The injunction is not a final ruling in the case of Tennessee and Virginia v. NCAA, but the NCAA is in danger of fully losing its ability to enforce its NIL rules, which have been called into question by the attorneys general of both states.
“The NCAA’s prohibition likely violates federal antitrust law and harms student-athletes,” U.S. District Judge Clifton Corker wrote Friday.
Although the related court case is still active, Corker’s injunction means that athletes are free to negotiate NIL-related compensation before they enroll at a school. Though the judge is from the Eastern Tennessee District, his decision applies to the entire country.
NCAA president Charlie Baker, who was speaking to reporters when the judge issued his ruling, reiterated that his organization is seeking a federal antitrust waiver to address NIL issues.
“I would like something that’s very limited here, and I’m perfectly happy to have some federal oversight with regard to that limitation,” Baker said, according to USA Today. “The sort of broad-stroke antitrust exemption that people have talked about — I don’t think that’s necessary. I’m looking for something that just will end the uncertainty and the chaos around some of the very basic rule-making that’s a part of all this.”
Baker added his opposition to making cash payment a legal part of the recruiting process.
“I definitely don’t think it should be (allowed) right now, given the fact that there is no transparency (concerning what athletes make from NIL deals), there’s no accountability, and there’s lots of examples of people misrepresenting truth in reality to kids who then end up chasing that … and discover that what they thought was there isn’t,” he said, per USA Today.
The case stems from the NCAA’s decision in January to launch an investigation into the Tennessee football program over alleged recruiting violations. It centered on Nico Iamaleava, a five-star quarterback recruit coming out of high school, signing a deal with Tennessee’s primary NIL collective, Spyre Sports Group, reportedly worth $8 million.
Tennessee chancellor Donde Plowman addressed a biting letter to Baker last month, claiming the NCAA is not doing its part to establish clear rules for student-athletes, their families or universities.

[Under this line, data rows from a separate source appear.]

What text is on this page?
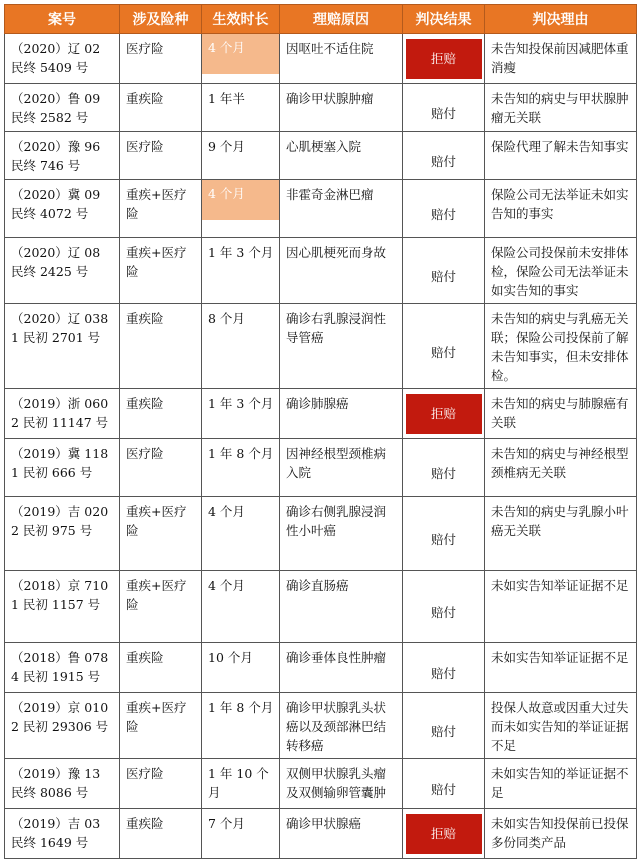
案号	涉及险种	生效时长	理赔原因	判决结果	判决理由
（2020）辽 02 民终 5409 号	医疗险	4 个月	因呕吐不适住院	拒赔	未告知投保前因减肥体重消瘦
（2020）鲁 09 民终 2582 号	重疾险	1 年半	确诊甲状腺肿瘤	赔付	未告知的病史与甲状腺肿瘤无关联
（2020）豫 96 民终 746 号	医疗险	9 个月	心肌梗塞入院	赔付	保险代理了解未告知事实
（2020）冀 09 民终 4072 号	重疾+医疗险	4 个月	非霍奇金淋巴瘤	赔付	保险公司无法举证未如实告知的事实
（2020）辽 08 民终 2425 号	重疾+医疗险	1 年 3 个月	因心肌梗死而身故	赔付	保险公司投保前未安排体检，保险公司无法举证未如实告知的事实
（2020）辽 0381 民初 2701 号	重疾险	8 个月	确诊右乳腺浸润性导管癌	赔付	未告知的病史与乳癌无关联；保险公司投保前了解未告知事实，但未安排体检。
（2019）浙 0602 民初 11147 号	重疾险	1 年 3 个月	确诊肺腺癌	拒赔	未告知的病史与肺腺癌有关联
（2019）冀 1181 民初 666 号	医疗险	1 年 8 个月	因神经根型颈椎病入院	赔付	未告知的病史与神经根型颈椎病无关联
（2019）吉 0202 民初 975 号	重疾+医疗险	4 个月	确诊右侧乳腺浸润性小叶癌	赔付	未告知的病史与乳腺小叶癌无关联
（2018）京 7101 民初 1157 号	重疾+医疗险	4 个月	确诊直肠癌	赔付	未如实告知举证证据不足
（2018）鲁 0784 民初 1915 号	重疾险	10 个月	确诊垂体良性肿瘤	赔付	未如实告知举证证据不足
（2019）京 0102 民初 29306 号	重疾+医疗险	1 年 8 个月	确诊甲状腺乳头状癌以及颈部淋巴结转移癌	赔付	投保人故意或因重大过失而未如实告知的举证证据不足
（2019）豫 13 民终 8086 号	医疗险	1 年 10 个月	双侧甲状腺乳头瘤及双侧输卵管囊肿	赔付	未如实告知的举证证据不足
（2019）吉 03 民终 1649 号	重疾险	7 个月	确诊甲状腺癌	拒赔	未如实告知投保前已投保多份同类产品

“Instead, two and a half years of vague and contradictory NCAA memos, emails and ‘guidance’ about name, image and likeness (NIL) has created extraordinary chaos that student-athletes and institutions are struggling to navigate. In short, the NCAA is failing,” Plowman wrote in part.
The AGs of Tennessee and Virginia filed their antitrust lawsuit against the NCAA the next day.
“Without the give and take of a free market, student-athletes simply have no knowledge of their true NIL value,” Corker wrote Friday. “It is this suppression of negotiating leverage and the consequential lack of knowledge that harms student-athletes.”
Tennessee attorney general Jonathan Skrmetti said in a statement to news outlets Friday that his state would continue pursuing its litigation “to ensure the NCAA’s monopoly cannot continue to harm Tennessee student-athletes.
“The NCAA is not above the law, and the law is on our side.”
NCAA student-athletes have been allowed to profit off their names, images and likenesses since the Supreme Court ruled in their favor in NCAA v. Alston in summer 2021.